By Michael Kodas
This year has seen an explosion of wildfires that have set records for death and destruction from California to Kansas. As the smoke continues to clear from the deadly flames that swept across parts of California’s wine country, history and the reality on the ground suggest the threat will grow only worse, not only for California, the most fire-prone state, but throughout the West.
In 2015, for the first time since at least 1960, more than 10 million acres of land burned in wildfires, three times what burned in an average year in the 1970s. Scientists in the United States Forest Service predict that by the middle of this century, twice that acreage will burn. That’s an area nearly the size of the state of Maine.
The Forest Service reports that more than a third of American homes, some 44 million residences, are in what firefighters call the “Wildland Urban Interface,” where they risk burning in wildfires. Many of those homes, like those that caught fire within the city limits of Santa Rosa earlier this month, are inhabited by people who have no idea they face a wildfire threat. The fuel surrounding their homes is largely the vegetation they planted there. Yet when a wind-driven fire pushes “ember attacks” into neighborhoods deep inside a community, the fires they ignite don’t discriminate between woodlands and landscaping. And the thousands of new homes that are being built each year deeper into flammable forests and brushlands are at even greater risk.
The fire season is also expanding and is now on average 78 days longer than it was in 1970, a consequence of a warmer and dryer climate. Adding to the problem, mountain snowpack that used to keep forests moist has been in decline in some Western ranges and melts earlier than it did during the previous century. After sundown, higher temperatures and lower humidity increasingly drive fires to rage through the night, when their spread used to slow. Wintertime wildfires are no longer rare occurrences.
Failed firefighting policies from the past century are also contributing to the explosion of wildfires today. The “10 a.m.” policy that the Forest Service instituted in the 1930s required that every natural wildfire be contained and controlled by the morning after it was reported. This quick response to extinguishing blazes meant that some woodlands that had been naturally thinned by fires every 10 years or so might go decades or more without them. Small trees, shrubs and fallen timber filled those forest floors, and once widely spaced treetops closed into dense canopies, thick with needles. Some forests thickened with as much as 40 times more woody fuel than they held before the zero tolerance policy toward wildfire.
Ground fires that once burned slow and low through the grasses on the forest floor grew bigger in the unnaturally heavy load of scrub and timber. Branches known as “ladder fuels” carried the flames high into the trees, where winds could blow them into crown fires that raced through the tightly clustered treetops. While it’s a minority of the nation’s forests that show increased fire severity because of this past policy, these forests tend to be adjacent or within housing developments.
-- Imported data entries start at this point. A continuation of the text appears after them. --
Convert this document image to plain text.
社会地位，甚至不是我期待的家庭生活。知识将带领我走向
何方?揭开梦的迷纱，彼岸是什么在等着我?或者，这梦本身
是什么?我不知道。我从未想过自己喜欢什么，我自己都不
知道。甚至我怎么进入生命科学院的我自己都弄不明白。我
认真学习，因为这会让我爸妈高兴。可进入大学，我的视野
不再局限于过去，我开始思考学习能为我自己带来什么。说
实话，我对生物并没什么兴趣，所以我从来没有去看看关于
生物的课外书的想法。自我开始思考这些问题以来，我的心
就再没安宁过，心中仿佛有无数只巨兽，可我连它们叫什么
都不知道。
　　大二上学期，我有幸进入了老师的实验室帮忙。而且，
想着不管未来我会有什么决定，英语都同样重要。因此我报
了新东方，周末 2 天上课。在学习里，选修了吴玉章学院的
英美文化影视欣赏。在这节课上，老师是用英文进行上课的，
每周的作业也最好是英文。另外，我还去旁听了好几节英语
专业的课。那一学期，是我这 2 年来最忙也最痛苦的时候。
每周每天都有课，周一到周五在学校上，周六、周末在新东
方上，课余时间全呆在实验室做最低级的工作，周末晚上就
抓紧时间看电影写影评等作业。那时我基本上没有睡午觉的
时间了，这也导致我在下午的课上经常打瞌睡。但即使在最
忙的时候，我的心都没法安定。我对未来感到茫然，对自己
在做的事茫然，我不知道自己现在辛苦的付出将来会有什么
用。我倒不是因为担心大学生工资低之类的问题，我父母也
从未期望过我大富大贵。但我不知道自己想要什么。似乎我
Budgets are also going up in flames. Even before the Northern California fires, the Forest Service had spent $2.35 billion fighting wildfires in the fiscal year that ended last month — $650 million more than fiscal year 2015, which had been its costliest year for firefighting. The rising costs are turning the Forest Service into the “Fire Service.” In 1995, the agency spent 16 percent of its budget on wildfires. This year wildland blazes are on track to consume 56 percent of those funds, and by 2021 the Forest Service anticipates that fires will burn through two-thirds of its funding.
Other federal agencies that fight wildfires, such as the National Park Service, the Bureau of Land Management and the U.S. Fish and Wildlife Service, are also seeing their budgets burned, as are states and local firefighting agencies.
With seven times the number of homes burning in wildfires today compared with the 1970s, wildland firefighters with little more than the fire resistant clothes on their backs, the chain saws and axes in their hands and the fire shelters strapped to their waists increasingly are called up to somehow stand up to the flames. And as was the case in the 2013 fire near Yarnell, Ariz., that claimed the lives of 19 firefighters, members of the Granite Mountain Hotshots, many of the homes and communities firefighters are being asked to protect have done little to prepare themselves for wildfires, magnifying the danger.
To some commanders, sending firefighters to protect homes and communities unprepared for the clear threat is effectively subsidizing a lifestyle with the lives of young men and women. They’re increasingly refusing to do that. That’s an important first step toward lowering the death toll, at least among emergency responders. Focusing forest thinning operations and prescribed burns on overgrown woodlands near communities is another. Modernizing the airpower used to hold back wildfires and carefully considering when and how to use it will make airborne firefighting safer and more effective, as will new technologies aiding the firefight every year. Building codes, land-use planning, insurance rates that reward wise construction and development, and community wildfire protection plans can also make a real difference.
Most important, however, is an “all hands on deck” engagement from everyone who lives or works in our nation’s increasingly fire-prone lands. We’ll never reduce the destruction of wildfires if we leave the task to “only the brave.”
Michael Kodas is associate director of the Center for Environmental Journalism at the University of Colorado, Boulder, and author of “Megafire: The Race to Extinguish a Deadly Epidemic of Flame.”